Since Landmark College’s inception, the unique mission and standards for teaching have always held faculty accountable for lessons that engage and inspire students. This approach has become even more valuable as technology has turned the traditional classrooms from self-contained incubators of structured learning, to an estuary of fast flowing competing information. This phenomenon is not unique to Landmark. The classroom lecture/discussion model has become shallow and brackish. It should no longer be the standard.

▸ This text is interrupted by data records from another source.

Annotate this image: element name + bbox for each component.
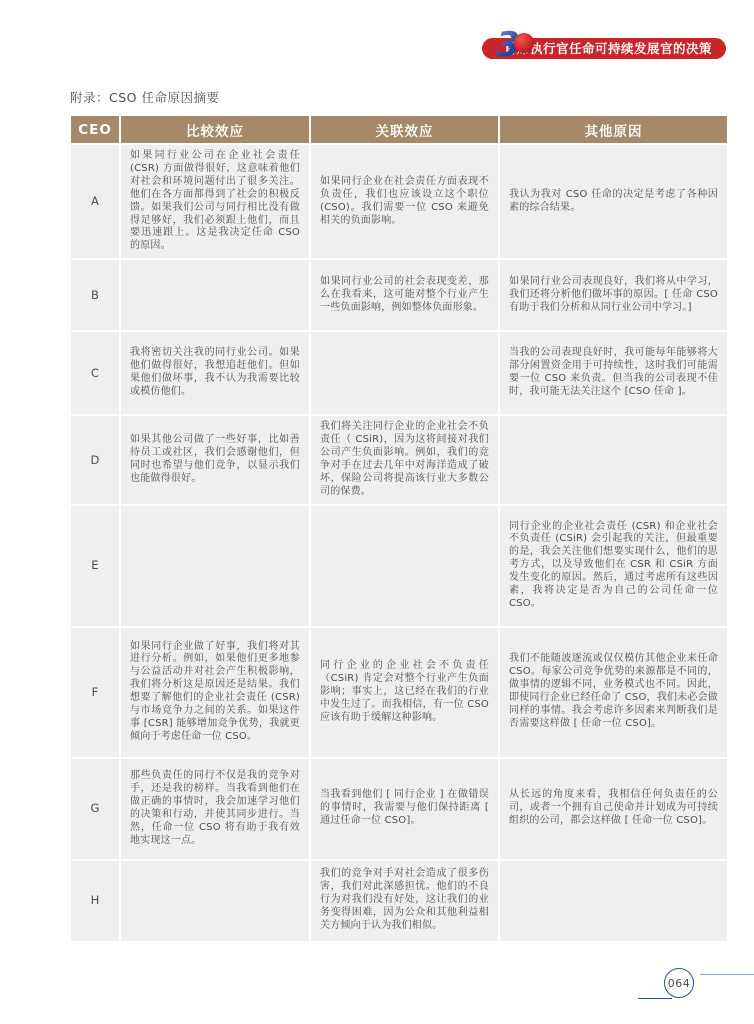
table-row-d: D 如果其他公司做了一些好事，比如善待员工或社区，我们会感谢他们，但同时也希望与… xyxy=(71,416,727,503)
cell-other: 我们不能随波逐流或仅仅模仿其他企业来任命 CSO。每家公司竞争优势的来源都是不同… xyxy=(500,628,727,757)
cell-other: 同行企业的企业社会责任 (CSR) 和企业社会不负责任 (CSiR) 会引起我的… xyxy=(500,506,727,626)
table-header-row: CEO 比较效应 关联效应 其他原因 xyxy=(71,116,727,143)
cell-compare: 如果其他公司做了一些好事，比如善待员工或社区，我们会感谢他们，但同时也希望与他们… xyxy=(121,416,309,503)
table-row-b: B 如果同行业公司的社会表现变差，那么在我看来，这可能对整个行业产生一些负面影响… xyxy=(71,260,727,330)
ceo-label: F xyxy=(71,628,119,757)
col-header-ceo: CEO xyxy=(71,116,119,143)
cell-other xyxy=(500,861,727,941)
table-row-g: G 那些负责任的同行不仅是我的竞争对手，还是我的榜样。当我看到他们在做正确的事情… xyxy=(71,759,727,859)
table-row-c: C 我将密切关注我的同行业公司。如果他们做得很好，我想追赶他们。但如果他们做坏事… xyxy=(71,332,727,414)
ceo-label: G xyxy=(71,759,119,859)
cell-compare: 如果同行业公司在企业社会责任 (CSR) 方面做得很好，这意味着他们对社会和环境… xyxy=(121,145,309,258)
page-footer: 064 xyxy=(0,962,754,1012)
table-row-f: F 如果同行企业做了好事，我们将对其进行分析。例如，如果他们更多地参与公益活动并… xyxy=(71,628,727,757)
table-row-h: H 我们的竞争对手对社会造成了很多伤害，我们对此深感担忧。他们的不良行为对我们没… xyxy=(71,861,727,941)
cell-relate: 我们的竞争对手对社会造成了很多伤害，我们对此深感担忧。他们的不良行为对我们没有好… xyxy=(311,861,498,941)
page-number: 064 xyxy=(668,977,691,990)
cell-relate: 我们将关注同行企业的企业社会不负责任（ CSiR)，因为这将间接对我们公司产生负… xyxy=(311,416,498,503)
cell-compare: 如果同行企业做了好事，我们将对其进行分析。例如，如果他们更多地参与公益活动并对社… xyxy=(121,628,309,757)
table-caption: 附录：CSO 任命原因摘要 xyxy=(70,88,219,106)
ceo-label: B xyxy=(71,260,119,330)
col-header-compare-effect: 比较效应 xyxy=(121,116,309,143)
cell-relate: 如果同行企业在社会责任方面表现不负责任，我们也应该设立这个职位 (CSO)。我们… xyxy=(311,145,498,258)
cell-other: 当我的公司表现良好时，我可能每年能够将大部分闲置资金用于可持续性，这时我们可能需… xyxy=(500,332,727,414)
page-number-badge: 064 xyxy=(664,968,694,998)
cell-other xyxy=(500,416,727,503)
ceo-label: E xyxy=(71,506,119,626)
footer-line-right xyxy=(700,974,754,975)
cell-other: 从长远的角度来看，我相信任何负责任的公司，或者一个拥有自己使命并计划成为可持续组… xyxy=(500,759,727,859)
cell-compare xyxy=(121,506,309,626)
table-row-a: A 如果同行业公司在企业社会责任 (CSR) 方面做得很好，这意味着他们对社会和… xyxy=(71,145,727,258)
cell-other: 我认为我对 CSO 任命的决定是考虑了各种因素的综合结果。 xyxy=(500,145,727,258)
table-row-e: E 同行企业的企业社会责任 (CSR) 和企业社会不负责任 (CSiR) 会引起… xyxy=(71,506,727,626)
anniversary-30-logo: 3 xyxy=(496,26,542,66)
ceo-label: A xyxy=(71,145,119,258)
cell-compare: 我将密切关注我的同行业公司。如果他们做得很好，我想追赶他们。但如果他们做坏事，我… xyxy=(121,332,309,414)
col-header-relate-effect: 关联效应 xyxy=(311,116,498,143)
cell-relate xyxy=(311,332,498,414)
cell-relate: 同行企业的企业社会不负责任 （CSiR) 肯定会对整个行业产生负面影响；事实上，… xyxy=(311,628,498,757)
cell-compare xyxy=(121,861,309,941)
ceo-label: C xyxy=(71,332,119,414)
cell-relate xyxy=(311,506,498,626)
cso-reasons-table-wrap: CEO 比较效应 关联效应 其他原因 A 如果同行业公司在企业社会责任 (CSR… xyxy=(69,114,729,943)
cell-relate: 当我看到他们 [ 同行企业 ] 在做错误的事情时，我需要与他们保持距离 [ 通过… xyxy=(311,759,498,859)
ceo-label: D xyxy=(71,416,119,503)
col-header-other-reason: 其他原因 xyxy=(500,116,727,143)
cell-other: 如果同行业公司表现良好，我们将从中学习，我们还将分析他们做坏事的原因。[ 任命 … xyxy=(500,260,727,330)
cell-compare xyxy=(121,260,309,330)
cell-compare: 那些负责任的同行不仅是我的竞争对手，还是我的榜样。当我看到他们在做正确的事情时，… xyxy=(121,759,309,859)
footer-line-left xyxy=(638,998,672,999)
cell-relate: 如果同行业公司的社会表现变差，那么在我看来，这可能对整个行业产生一些负面影响，例… xyxy=(311,260,498,330)
ceo-label: H xyxy=(71,861,119,941)
cso-reasons-table: CEO 比较效应 关联效应 其他原因 A 如果同行业公司在企业社会责任 (CSR… xyxy=(69,114,729,943)
logo-red-sphere-icon xyxy=(514,33,534,53)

All learners approach information differently, even if they are not explicitly identified. Experience is central to the learning process, and collaboration adds many dimensions to classroom learning for all students. This requires that faculty be innovative and be encouraged to step out of their own rote curriculum and out of the classroom. They must shake up activities, create the teachable moments, make students stretch and, yes, sometimes, let them climb the walls.

Rebecca Matte is an assistant professor in First Year Studies at Landmark College. The photo of the climbing wall was taken by Russell Durrenberger, one of Matte’s students.